Railways. Airlines. Ports. Seaways. All have experienced significant labour disruption in the past 18 months.
Canada has experienced 62 work stoppages in the transportation sector alone in 2023 and 2024, involving close to 20,000 workers, according to government of Canada statistics.
This month, Canada’s two largest ports (Vancouver and Montreal) have been completely or partially shut down due to labour disruptions. In September, a strike by grain handlers at the Port of Vancouver disrupted exports during peak shipping season. In August, the country’s two largest railways, including Canadian Pacific Kansas City (CPKC), came to a halt due to labour work stoppages. Before that, a strike shut down one of the nation’s largest airlines and threatened to shut down another. That was after the St. Lawrence Seaway was forced to close a year ago, which happened months after the previous B.C. port shutdown that went on for two weeks in July, 2023.
These are self-inflicted harm to our supply chains.

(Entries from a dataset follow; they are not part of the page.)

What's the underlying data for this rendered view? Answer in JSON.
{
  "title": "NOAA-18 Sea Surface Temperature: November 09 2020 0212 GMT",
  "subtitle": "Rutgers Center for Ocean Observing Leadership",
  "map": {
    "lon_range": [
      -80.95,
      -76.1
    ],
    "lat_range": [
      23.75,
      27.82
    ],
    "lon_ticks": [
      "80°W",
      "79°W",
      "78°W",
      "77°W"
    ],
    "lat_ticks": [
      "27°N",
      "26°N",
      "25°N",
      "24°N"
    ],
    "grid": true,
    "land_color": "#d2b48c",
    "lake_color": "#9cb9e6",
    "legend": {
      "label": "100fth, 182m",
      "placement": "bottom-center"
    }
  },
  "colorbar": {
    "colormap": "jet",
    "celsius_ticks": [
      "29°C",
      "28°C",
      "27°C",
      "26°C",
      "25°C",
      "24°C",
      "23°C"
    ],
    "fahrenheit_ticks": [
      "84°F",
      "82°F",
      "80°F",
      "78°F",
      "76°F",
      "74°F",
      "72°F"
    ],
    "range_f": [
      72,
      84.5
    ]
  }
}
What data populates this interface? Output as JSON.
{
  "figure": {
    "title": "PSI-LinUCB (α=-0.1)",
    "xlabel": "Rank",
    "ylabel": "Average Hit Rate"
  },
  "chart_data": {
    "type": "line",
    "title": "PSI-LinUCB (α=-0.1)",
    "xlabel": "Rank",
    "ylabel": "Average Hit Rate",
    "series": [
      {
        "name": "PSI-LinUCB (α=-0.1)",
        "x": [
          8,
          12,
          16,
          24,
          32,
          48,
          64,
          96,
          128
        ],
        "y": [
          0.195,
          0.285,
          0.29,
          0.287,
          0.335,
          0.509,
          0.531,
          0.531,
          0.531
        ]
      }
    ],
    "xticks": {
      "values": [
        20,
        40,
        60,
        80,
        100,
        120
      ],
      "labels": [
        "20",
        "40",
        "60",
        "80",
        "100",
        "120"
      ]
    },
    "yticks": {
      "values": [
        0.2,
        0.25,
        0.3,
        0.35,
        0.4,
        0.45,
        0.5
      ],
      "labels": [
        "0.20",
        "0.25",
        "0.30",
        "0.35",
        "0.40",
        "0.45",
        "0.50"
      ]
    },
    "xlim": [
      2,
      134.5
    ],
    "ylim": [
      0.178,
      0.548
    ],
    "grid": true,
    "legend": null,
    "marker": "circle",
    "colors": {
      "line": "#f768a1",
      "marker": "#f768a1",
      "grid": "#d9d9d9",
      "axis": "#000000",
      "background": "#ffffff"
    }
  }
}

A work stoppage of any duration or even the threat of a work stoppage at a port, major freight railway or other cargo handler causes serious disruption to Canada’s supply chains and harms the country’s reputation as a stable, dependable trading partner. The adverse impacts have ripple effects beyond the supply chain and endure beyond the work stoppage itself.
Increasingly, Canada’s message to the world is not one of efficiency, affordability and reliability. Lately, and repeatedly, it’s been the opposite: Disruptions. Delays. Diversions.
Frequent and continual labour disruptions compound the damage. The dispute at the Port of Montreal is the third in four years. Canadian labour instability has become a chronic problem. The pattern of disruption is forcing global shipping companies to look elsewhere and ship through alternative U.S. ports. They have choices and those shippers are choosing less efficient, more expensive routes simply because Canada has become unreliable and unpredictable. Added costs get passed on to Canadian consumers, unnecessarily driving up the cost of living.